Before a Muslim wedding, many rituals take place to prepare and purify the to-be-weds and their families. Ceremonies vary depending on the couple's culture and branch of Islam. Here's a sampling:
Henna (or Mehndi
) parties are held for most Muslim brides in the Middle East and South Asia. They are usually celebrated a few days before the wedding with close women friends and family. Special artists create designs on the bride's hands and feet with henna paste, resulting in a deep red stain that lasts several weeks. Henna designs simultaneously protect and adorn the bride -- and the party creates a female bonding opportunity. The bride may also be perfumed with fragrant oils and presented with gifts of jewelry and silk. Similar celebrations are held for the groom in many Islamic countries.
Take a Bath
Water is used throughout Muslim countries to cleanse the couple and prepare them for marriage. Egyptian brides bathe in water drawn from the Nile before their weddings. In traditional Pakistani Punjab villages, relatives visit the groom's home before the big day to watch his ritual bath. In Morocco, the bride spends five days before the wedding purifying herself: She visits a bathhouse several times, attended by women family members. Musicians and dancers often accompany the women to the bathhouse in a colorful and festive procession.
Sharing a Drink
Among Turkish Muslims, engagement is symbolized by sharing a drink. To make betrothal official, the local Imam
(religious leader) asks the couple's fathers, in front of family and friends, to repeat three times their support for the proposed marriage. Once the Imam officially pronounces the betrothal, everyone starts drinking sherbet
(a drink made from ice and fruit juice) to celebrate. Sharing sherbet is associated so closely with betrothal that the term "drinking sherbet" is a common engagement announcement.

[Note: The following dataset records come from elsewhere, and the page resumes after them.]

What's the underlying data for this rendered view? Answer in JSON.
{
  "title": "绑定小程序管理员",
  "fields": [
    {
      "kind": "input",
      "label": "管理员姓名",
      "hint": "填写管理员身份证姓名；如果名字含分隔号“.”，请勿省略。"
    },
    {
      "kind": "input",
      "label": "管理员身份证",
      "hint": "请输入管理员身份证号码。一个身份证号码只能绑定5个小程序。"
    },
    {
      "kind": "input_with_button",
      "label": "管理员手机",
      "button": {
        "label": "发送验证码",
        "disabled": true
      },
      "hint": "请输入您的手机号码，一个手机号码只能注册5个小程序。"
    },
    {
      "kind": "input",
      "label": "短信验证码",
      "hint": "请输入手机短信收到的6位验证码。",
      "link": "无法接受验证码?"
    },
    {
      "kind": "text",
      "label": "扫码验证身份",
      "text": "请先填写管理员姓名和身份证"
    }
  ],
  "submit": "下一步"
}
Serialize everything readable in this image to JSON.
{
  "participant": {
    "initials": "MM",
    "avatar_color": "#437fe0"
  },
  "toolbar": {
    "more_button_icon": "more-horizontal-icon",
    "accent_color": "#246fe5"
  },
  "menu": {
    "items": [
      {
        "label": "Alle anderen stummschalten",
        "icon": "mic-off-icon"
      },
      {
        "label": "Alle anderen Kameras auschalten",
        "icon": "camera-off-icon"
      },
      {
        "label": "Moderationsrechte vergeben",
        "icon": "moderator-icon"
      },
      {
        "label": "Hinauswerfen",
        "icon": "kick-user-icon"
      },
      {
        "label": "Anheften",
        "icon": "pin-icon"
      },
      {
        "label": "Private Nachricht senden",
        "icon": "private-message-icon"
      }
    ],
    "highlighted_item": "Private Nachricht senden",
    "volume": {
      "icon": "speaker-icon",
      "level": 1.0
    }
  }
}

In many Muslim countries, male family and friends of the betrothed meet for noon prayers at a mosque on the Friday after the proposal. They conduct a ceremony called fatha
, in which prayers are recited with arms outstretched to thank God and to bless the proud dads of the bride and groom. A member of the groom's party, other than his father, stands in the center and leads the service.
In Bangladesh, the Gae Halud
(turmeric ceremony) involves separate celebrations for the bride and groom. For the bride's Gae Halud, the groom's family (minus the groom) brings gifts of silk and jewels. The women wear yellow saris with red borders (traditional Bengali wedding colors), and the men wear long silken tunics. The bride, also dressed in a sari, sits on a platform surrounded by flowers. The groom's mother ties a rakhi
(a fringed golden bracelet) around the bride's wrist as a symbol of engagement, not to be removed until after the wedding. Guests approach the bride one by one to rub turmeric on her face and on their own faces. Turmeric, a spice, leaves skin with a coppery glow, brings good luck, and wards off evil spirits. Each guest then feeds the bride something sweet, such as kheer
-- rice pudding. A similar Gae Halud is held for the groom.